As a result of continued strong demand for multifamily acquisitions in the U.S., capitalization rates being paid by investors can easily be equal to or less than debt constants on multifamily agency loans. For example, if you are purchasing a property in a high demand market you might need to acquire the property at a capitalization rate at or below 5%. In today’s interest rate environment (June 2019), your debt constant for a market rate non-green certified property could easily exceed the purchase capitalization rate by 1% (5.75% to 6.00%). If interest rates increase as the loan application is being processed, each basis point increase in the loan interest rate can decrease loan proceeds. This situation is particularly frustrating if an investor is purchasing a property. Prior to rate locking a loan, an increase in the loan interest rate will necessitate a larger equity raise. Consequently, investors desire to lock their interest rates as soon as possible.

If a transaction involves a refinance of a stabilized property, once a Fannie Mae or Freddie Mac loan is under application, the borrower can lock both the interest rate spread and Treasury index by posting the loan application fee and a 2% rate lock deposit, which is refunded at or shortly after the loan closes. However, if a property is stabilizing and the borrower is refinancing a construction loan, it might make sense to wait to lock the interest rate until such time as the lender has completed their loan underwriting, or utilize one of the agency lease up financing programs.

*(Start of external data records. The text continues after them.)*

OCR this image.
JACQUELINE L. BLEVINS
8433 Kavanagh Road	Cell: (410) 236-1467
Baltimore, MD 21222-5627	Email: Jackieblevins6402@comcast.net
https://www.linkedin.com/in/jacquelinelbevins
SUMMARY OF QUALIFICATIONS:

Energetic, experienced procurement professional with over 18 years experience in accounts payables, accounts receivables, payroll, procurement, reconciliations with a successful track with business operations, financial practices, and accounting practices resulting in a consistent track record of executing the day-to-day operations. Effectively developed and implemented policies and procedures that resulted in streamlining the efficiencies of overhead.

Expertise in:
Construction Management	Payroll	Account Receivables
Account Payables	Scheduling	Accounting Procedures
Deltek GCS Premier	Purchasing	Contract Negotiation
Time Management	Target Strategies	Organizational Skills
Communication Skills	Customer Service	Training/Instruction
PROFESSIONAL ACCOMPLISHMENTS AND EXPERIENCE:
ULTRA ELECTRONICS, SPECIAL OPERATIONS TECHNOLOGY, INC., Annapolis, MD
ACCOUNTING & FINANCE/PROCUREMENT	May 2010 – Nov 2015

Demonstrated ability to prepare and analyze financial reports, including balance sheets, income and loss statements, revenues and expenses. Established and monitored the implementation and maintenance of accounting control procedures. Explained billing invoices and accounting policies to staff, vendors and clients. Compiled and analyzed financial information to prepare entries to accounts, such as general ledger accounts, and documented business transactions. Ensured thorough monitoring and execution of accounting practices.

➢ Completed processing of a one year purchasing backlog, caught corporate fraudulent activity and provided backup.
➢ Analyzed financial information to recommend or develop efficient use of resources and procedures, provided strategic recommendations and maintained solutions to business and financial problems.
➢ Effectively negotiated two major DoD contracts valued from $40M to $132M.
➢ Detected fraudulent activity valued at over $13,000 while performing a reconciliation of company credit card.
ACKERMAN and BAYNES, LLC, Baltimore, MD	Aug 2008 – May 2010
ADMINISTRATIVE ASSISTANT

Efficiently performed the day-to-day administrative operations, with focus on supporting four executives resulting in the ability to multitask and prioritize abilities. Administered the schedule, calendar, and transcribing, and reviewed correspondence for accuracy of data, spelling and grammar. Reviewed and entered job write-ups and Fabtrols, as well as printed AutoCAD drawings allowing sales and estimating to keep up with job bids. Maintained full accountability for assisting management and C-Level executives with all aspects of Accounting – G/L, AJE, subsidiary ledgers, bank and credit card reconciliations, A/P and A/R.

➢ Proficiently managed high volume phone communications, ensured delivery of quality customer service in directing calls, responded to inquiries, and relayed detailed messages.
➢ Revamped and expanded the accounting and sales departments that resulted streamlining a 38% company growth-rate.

An occurrence that can be particularly problematic is a purchase transaction whereby the property gross rents or collected rental income decline within 30 to 45 days of closing, and the loan is debt coverage constrained. Within this timeframe, buyers may have signed off on their due diligence of the property, received a loan commitment and locked an interest rate (and therefore waived off on a financing contingency). To protect yourself in this type of situation, ask the seller to agree to a property performance clause that preserves the debt amount once you have locked the interest rate. If rents or income decline in the period between rate locking and closing, and the debt coverage constrained loan decreases, the seller might agree to take back a small unsecured note, instead of the buyer having to scramble for additional equity proceeds prior to closing to rectify a situation that is out of their control. Also for a purchase transaction, be cautious of any immediate or future real estate tax increases that might impact a lender’s final loan underwriting, but was not reflected in the property’s offering memorandum or historical operating statements.

Before executing a loan application, ask the lender to detail property performance or economic events that could alter loan proceeds up to closing, and then work with the seller and lender to mitigate potential negative events which can, at times, drastically increase the cash equity required at closing.